International cooperation with Kosovo
Kosovo and the European Union
The integration of the Western Balkan countries (WBCs, including Kosovo, into the European Union (EU) is a major political and economic project designed to assure stability and development in the region. Since 1999, the European Union has been an integral part and active party of the international efforts to build a new future in Kosovo. The European Union is by far the single largest donor providing assistance to Kosovo and the South Eastern European region as a whole and is at the forefront of the reconstruction effort.
There are two main EU bodies operating in Kosovo: EULEX, and the European Union Office in Kosovo / European Special Representative in Kosovo.
The EU Office in Kosovo plays a pivotal role in the implementation of the European agenda in the country. As a component of the European External Action Service (EEAS) and the European Commission’s representation in Pristina, the Office ensures that a permanent political and technical dialogue is maintained with the Brussels institutions.

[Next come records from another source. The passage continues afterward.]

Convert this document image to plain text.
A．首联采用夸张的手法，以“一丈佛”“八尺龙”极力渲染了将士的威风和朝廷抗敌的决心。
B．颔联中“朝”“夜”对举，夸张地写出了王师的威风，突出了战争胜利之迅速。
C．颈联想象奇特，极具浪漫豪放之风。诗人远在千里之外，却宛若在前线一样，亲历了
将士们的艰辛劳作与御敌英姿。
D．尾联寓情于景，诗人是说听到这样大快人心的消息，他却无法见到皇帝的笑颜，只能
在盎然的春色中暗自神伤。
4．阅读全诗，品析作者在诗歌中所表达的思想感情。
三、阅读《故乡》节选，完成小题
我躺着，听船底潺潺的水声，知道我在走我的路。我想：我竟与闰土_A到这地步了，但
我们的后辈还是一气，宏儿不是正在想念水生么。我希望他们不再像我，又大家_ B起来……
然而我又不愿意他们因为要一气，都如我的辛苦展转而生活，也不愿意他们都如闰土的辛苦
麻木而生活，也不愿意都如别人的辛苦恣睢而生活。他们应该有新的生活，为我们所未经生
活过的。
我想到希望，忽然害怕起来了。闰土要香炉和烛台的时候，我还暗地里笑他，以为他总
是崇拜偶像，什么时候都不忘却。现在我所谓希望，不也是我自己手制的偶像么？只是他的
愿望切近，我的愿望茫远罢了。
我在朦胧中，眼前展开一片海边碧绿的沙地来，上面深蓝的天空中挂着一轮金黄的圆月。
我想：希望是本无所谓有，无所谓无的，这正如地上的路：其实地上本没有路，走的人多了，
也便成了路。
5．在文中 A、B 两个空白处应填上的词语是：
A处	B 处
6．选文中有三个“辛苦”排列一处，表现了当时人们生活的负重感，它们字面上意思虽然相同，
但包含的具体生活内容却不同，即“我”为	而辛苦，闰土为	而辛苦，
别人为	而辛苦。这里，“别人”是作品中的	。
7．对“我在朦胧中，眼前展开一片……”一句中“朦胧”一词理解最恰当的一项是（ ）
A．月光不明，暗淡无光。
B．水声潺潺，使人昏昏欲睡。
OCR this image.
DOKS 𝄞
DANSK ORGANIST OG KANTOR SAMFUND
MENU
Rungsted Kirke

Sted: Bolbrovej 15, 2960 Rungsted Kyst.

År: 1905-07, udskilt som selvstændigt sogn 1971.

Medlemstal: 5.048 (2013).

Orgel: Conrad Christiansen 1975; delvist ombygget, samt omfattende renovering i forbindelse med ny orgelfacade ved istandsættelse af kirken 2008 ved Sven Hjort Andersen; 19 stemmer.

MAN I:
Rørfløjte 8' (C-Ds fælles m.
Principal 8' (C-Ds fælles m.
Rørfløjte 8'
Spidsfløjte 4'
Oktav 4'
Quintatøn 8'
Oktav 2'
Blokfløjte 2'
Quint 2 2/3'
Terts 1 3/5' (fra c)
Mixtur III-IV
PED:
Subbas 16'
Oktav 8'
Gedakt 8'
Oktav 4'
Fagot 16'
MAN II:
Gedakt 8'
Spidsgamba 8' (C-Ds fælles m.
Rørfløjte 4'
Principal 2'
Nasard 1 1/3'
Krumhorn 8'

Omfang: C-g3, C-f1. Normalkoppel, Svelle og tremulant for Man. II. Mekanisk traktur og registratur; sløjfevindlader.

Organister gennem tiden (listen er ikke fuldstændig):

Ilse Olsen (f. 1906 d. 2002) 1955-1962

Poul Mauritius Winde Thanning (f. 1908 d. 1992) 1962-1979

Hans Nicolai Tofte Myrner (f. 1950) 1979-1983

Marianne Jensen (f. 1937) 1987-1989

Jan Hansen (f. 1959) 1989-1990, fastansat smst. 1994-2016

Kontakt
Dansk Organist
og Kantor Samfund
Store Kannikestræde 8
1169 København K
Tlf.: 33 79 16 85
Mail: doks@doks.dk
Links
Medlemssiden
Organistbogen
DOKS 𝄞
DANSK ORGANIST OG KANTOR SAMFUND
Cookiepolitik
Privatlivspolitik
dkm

Kosovo benefits from the EU’s Instrument for Pre-accession Assistance (IPA) and Instrument for Stability (IfS) as well as other funding sources. For instance, the funding allocated to Kosovo under IPA II (2014-2020) will contribute to the following priority sectors:
- Democracy & governance;
- Rule of law & fundamental rights;
- Competitiveness & innovation;
- Education, employment & social policies
- Agriculture & rural development
- Regional and territorial cooperation
The EU Office in Kosovo also manages projects focusing on culture, media, the youth and sports, trade, etc.
EULEX supports Kosovo on its path to a greater European integration in the rule of law area. EULEX's skills and expertise are being used to support the key EU aims in the visa liberalization process, the Feasibility Study and the Pristina-Belgrade Dialogue. EULEX also supports the Structured Dialogue on the rule of law, led by Brussels. EULEX continues to concentrate on the fight against corruption and works closely with local counterparts to achieve sustainability and EU best practices in Kosovo. EULEX prioritises the establishment of the rule of law in the north.
Kosovo and the Council of Europe
Over the last years, the Council of Europe (CoE) has intensified cooperation in Kosovo, in line with CoE status neutrality and taking account of democratic developments and neighbourly relations in the region.
As of January 2015, on-going cooperation activities implemented in Kosovo amount to €4.7 million (EU/CoE Joint Programmes), mainly in the fields of anti-corruption/money laundering, access to education for Roma, Ashkali and Egyptian, and cultural diversity.
The Council of Europe’s most known initiative in Kosovo is “Support to the Promotion of Cultural Diversity in Kosovo Phase I and II”, a successfully developed project which worked towards the promotion of intercultural dialogue, national and international cooperation and sustainable development. This initiative was held by the Council of Europe together with the Ministry of Culture, Youth and Sport, regional and local institutions, the Serbian Orthodox Church and civil society.
Kosovo is also a beneficiary of the regional Joint EU/CoE Programmes in the fields of promoting minority protection - including Roma and inclusive education and of the CoE regional project on freedom of expression and freedom of the media (funded by Norway).
Kosovo and UNESCO
Although Kosovo is not still an official member of UNESCO, there are several medieval monuments in the country that are included in the World Heritage List:
The Dečani Monastery was built in the mid-14th century for the Serbian king Stefan Dečanski and is also his mausoleum. The Patriarchate of Peć Monastery is a group of four domed churches featuring series of wall paintings. The 13th-century frescoes of the Church of Holy Apostles are painted in a unique, monumental style. Early 14th-century frescoes in the church of the Holy Virgin of Ljevisa represent the appearance of the new so-called Palaiologian Renaissance style, combining the influences of the eastern Orthodox Byzantine and the Western Romanesque traditions. The style played a decisive role in subsequent Balkan art.
Kosovo and La Francophonie
Created in 1970, the International Organisation of La Francophonie (IOF) represents one of the biggest linguistic zones in the world. IOF organises political activities and actions of multilateral cooperation that benefit French-speaking populations. Its actions respect cultural and linguistic diversity and serve to promote the French language, peace and sustainable development.
The IOF includes 57 Member States and Governments as well as 23 observer countries. Kosovo joint the organisation as an observer in 2014.
Kosovo and UN-HABITAT
Since the end of the war in Kosovo in 1999, UN-HABITAT has been promoting good governance, security of tenure, sustainable human settlements development and inclusive spatial planning in Kosovo and the broader region. UN-HABITAT’s interventions were focused on the establishment of institutions to deal with property and planning issues, such as the Housing and Property Directorate, the Kosovo Cadastre Agency, the Institute for Spatial Planning within the Ministry of Environment and Spatial Planning.